This project was such fun! I used Plaid’s Gallery Glass. It’s a great product line to use on any glass – windows, mirrors, glass tabletops and even lampshades.Light still filters in, but you get decoration & privacy, which is what my mother wanted in her side light.
Here’s what it looked like before – just a plain ol’ window.
We thought about blinds or a drape, but the cost for a custom-made anything was too much. I even tried hanging a scarf with knobs above the window. It looked okay but was too ‘much’, you know?
Now I will admit that Gallery Glass takes some practice, but it’s sooo worth it! One thing you’ll want to do before you start is study some stained glass – how it connects, how many pieces of glass they use, etc. You want to make yours have ‘leading’ just like real stained glass so it really looks authentic.
You’ll need the following Gallery Glass products:
- Liquid Leading
- Mylar Leading Blanks
- Leading Strips
- assorted Window Color(s)
- Crystal Clear, if desired, to fill in blank spaces
- Treasure Silver
Other helpful supplies include an craft knife, cotton swabs, and plastic toothpicks. I use the toothpicks to smooth the liquid color out while it’s still wet.
The first thing, however, is to get an inspiration picture. I googled stain glass images to get ideas of actual stained glass. It’s helpful to see how artisans cut their glass.
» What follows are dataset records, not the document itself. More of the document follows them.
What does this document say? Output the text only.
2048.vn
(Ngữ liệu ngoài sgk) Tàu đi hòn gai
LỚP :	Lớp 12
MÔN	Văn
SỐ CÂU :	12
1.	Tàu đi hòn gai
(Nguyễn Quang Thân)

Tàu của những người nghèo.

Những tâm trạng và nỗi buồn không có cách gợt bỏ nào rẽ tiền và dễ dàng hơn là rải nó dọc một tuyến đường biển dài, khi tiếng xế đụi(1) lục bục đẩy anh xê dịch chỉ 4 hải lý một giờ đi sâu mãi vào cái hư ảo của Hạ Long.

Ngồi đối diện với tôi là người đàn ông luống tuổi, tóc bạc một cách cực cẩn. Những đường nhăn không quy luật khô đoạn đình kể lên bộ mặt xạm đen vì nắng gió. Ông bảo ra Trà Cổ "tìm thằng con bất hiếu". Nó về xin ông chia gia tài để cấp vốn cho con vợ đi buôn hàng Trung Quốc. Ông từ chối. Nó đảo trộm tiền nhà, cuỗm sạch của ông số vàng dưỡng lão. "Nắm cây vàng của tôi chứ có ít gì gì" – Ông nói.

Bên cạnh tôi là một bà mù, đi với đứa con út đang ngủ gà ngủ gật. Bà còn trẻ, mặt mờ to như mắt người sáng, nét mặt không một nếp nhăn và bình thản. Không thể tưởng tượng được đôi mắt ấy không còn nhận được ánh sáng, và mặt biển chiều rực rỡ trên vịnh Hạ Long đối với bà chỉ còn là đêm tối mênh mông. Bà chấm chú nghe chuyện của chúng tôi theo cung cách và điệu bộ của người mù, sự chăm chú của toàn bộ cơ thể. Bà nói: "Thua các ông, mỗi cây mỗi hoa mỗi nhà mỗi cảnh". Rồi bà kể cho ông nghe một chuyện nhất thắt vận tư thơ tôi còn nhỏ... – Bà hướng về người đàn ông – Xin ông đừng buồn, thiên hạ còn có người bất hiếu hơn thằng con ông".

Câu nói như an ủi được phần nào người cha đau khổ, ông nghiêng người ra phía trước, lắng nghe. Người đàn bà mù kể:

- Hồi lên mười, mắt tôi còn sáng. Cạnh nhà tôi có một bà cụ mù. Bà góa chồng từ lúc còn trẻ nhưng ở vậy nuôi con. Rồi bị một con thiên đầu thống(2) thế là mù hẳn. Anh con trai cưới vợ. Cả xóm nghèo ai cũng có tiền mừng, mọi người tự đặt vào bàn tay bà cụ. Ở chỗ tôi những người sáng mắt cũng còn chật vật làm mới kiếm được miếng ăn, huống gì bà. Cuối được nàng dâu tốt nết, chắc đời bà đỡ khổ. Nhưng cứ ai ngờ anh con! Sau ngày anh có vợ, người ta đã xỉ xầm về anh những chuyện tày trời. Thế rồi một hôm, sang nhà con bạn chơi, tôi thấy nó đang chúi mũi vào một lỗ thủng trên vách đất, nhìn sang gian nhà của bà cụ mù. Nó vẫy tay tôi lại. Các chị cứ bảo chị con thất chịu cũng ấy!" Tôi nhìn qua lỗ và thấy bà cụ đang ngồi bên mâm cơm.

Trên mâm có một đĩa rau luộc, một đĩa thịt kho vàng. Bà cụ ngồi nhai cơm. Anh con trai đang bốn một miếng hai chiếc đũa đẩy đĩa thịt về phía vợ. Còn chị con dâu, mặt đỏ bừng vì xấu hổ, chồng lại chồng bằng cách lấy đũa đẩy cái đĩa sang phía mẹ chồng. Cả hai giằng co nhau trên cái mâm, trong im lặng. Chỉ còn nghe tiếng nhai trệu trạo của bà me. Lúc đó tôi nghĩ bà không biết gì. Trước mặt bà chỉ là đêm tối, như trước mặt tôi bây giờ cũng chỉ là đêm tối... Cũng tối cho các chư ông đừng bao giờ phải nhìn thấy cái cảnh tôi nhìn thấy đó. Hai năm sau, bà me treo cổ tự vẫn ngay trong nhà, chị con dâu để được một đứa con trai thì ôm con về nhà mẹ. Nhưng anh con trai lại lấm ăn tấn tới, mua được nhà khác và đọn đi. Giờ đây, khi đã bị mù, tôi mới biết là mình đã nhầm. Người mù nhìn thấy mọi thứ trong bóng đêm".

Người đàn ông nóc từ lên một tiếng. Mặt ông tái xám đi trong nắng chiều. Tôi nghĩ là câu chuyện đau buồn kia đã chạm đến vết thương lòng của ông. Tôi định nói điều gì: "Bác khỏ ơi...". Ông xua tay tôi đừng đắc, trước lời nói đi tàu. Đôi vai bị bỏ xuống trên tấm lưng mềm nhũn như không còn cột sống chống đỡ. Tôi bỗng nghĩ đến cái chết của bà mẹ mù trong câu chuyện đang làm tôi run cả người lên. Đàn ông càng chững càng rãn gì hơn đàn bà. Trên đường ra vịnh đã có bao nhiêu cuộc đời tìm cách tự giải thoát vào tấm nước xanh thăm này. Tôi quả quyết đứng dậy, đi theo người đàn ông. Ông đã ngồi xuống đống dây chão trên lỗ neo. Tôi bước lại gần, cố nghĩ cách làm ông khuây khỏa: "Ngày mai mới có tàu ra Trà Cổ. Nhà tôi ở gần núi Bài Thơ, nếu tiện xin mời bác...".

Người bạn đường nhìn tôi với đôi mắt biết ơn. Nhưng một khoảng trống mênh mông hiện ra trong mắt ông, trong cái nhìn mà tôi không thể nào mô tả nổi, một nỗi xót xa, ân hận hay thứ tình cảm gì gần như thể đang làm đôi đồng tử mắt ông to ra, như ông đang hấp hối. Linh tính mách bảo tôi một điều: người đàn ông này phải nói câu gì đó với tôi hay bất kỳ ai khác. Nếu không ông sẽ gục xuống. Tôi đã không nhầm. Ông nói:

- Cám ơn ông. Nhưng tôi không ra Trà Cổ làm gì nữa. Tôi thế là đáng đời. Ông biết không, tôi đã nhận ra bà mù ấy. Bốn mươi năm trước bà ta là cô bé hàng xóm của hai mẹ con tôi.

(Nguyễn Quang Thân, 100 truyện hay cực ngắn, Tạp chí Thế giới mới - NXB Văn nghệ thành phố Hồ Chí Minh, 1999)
It’ll help you to add more realism to your project.
If you can’t find an image you like, or need help designing one, email me. I’ll be glad to help with the line art pattern.
Next, you place the mylar blank over the pattern and pour the ‘leading’. If you’ve ever done cake decorating, it’s a lot like that. It takes a little practice, but it’s really easy once you get the hang of it.
After you’ve poured the entire design, set it aside and allow it to dry – approximately 8 hours, depending upon the weather.
Then ‘pour’ the color. I like to mix my colors – 2 or 3 greens, etc. It pours out cloudy, but dries translucent. This also takes a few hours to dry.
It’s fun to see it come to life as it dries, but this project does take a couple of days, just because of the drying time involved.
Plus, you’ll need some flat areas to store the mylar sheets. Particularly if you have little ones roaming around the house!
I poured two colors for the bamboo stalks as well.
Once you pour the color, take a toothpick to spread it out and make sure it fills in completely. Otherwise it’ll tear when you remove it from the mylar.
Another tip, take a nut pick (it comes w/Gallery Glass kits) and tap the under side of the mylar to remove any bubbles.
It’s like when you ‘burp’ an unbaked cake to remove air bubbles. You might not get all of them out, but some bubbles add to the realism.
Once your pattern is fully dry, peel it off the mylar and position it on to your window.
Then I apply leading strips all around the perimeter of the window. You can buy these separately or just pour your own.
The connect the pattern pieces to the perimeter leading to create the illusion of glass pieces. Again, you can use pre-poured leading strips.
Once you have all your leading in place, take your liquid leading and ‘dot’ the connections. It’ll look like little soldering joints.
When those dry, take a cotton swab & add a little Treasure Silver to the joints. This gives it dimension and really looks like actual soldering.
Finally, I filled the entire window in with Crystal Clear, just dabbing with an old paintbrush. You could use color, if you want.
That’s it! Beautiful faux stained glass!
It looks almost as good from the reverse side as it does the front.
You can see the full picture tutorial here.
Do you have a window or mirror that needs some sprucing up this spring? Try Gallery Glass. It’s fun, easy, and fully removable – so if you’re in an apartment or rental, it is perfect. Plus, it’s much, much cheaper than actual stained glass. You can clean it with a damp cloth and it’ll last until you decide to take it down.
Who said murals had to be only painted?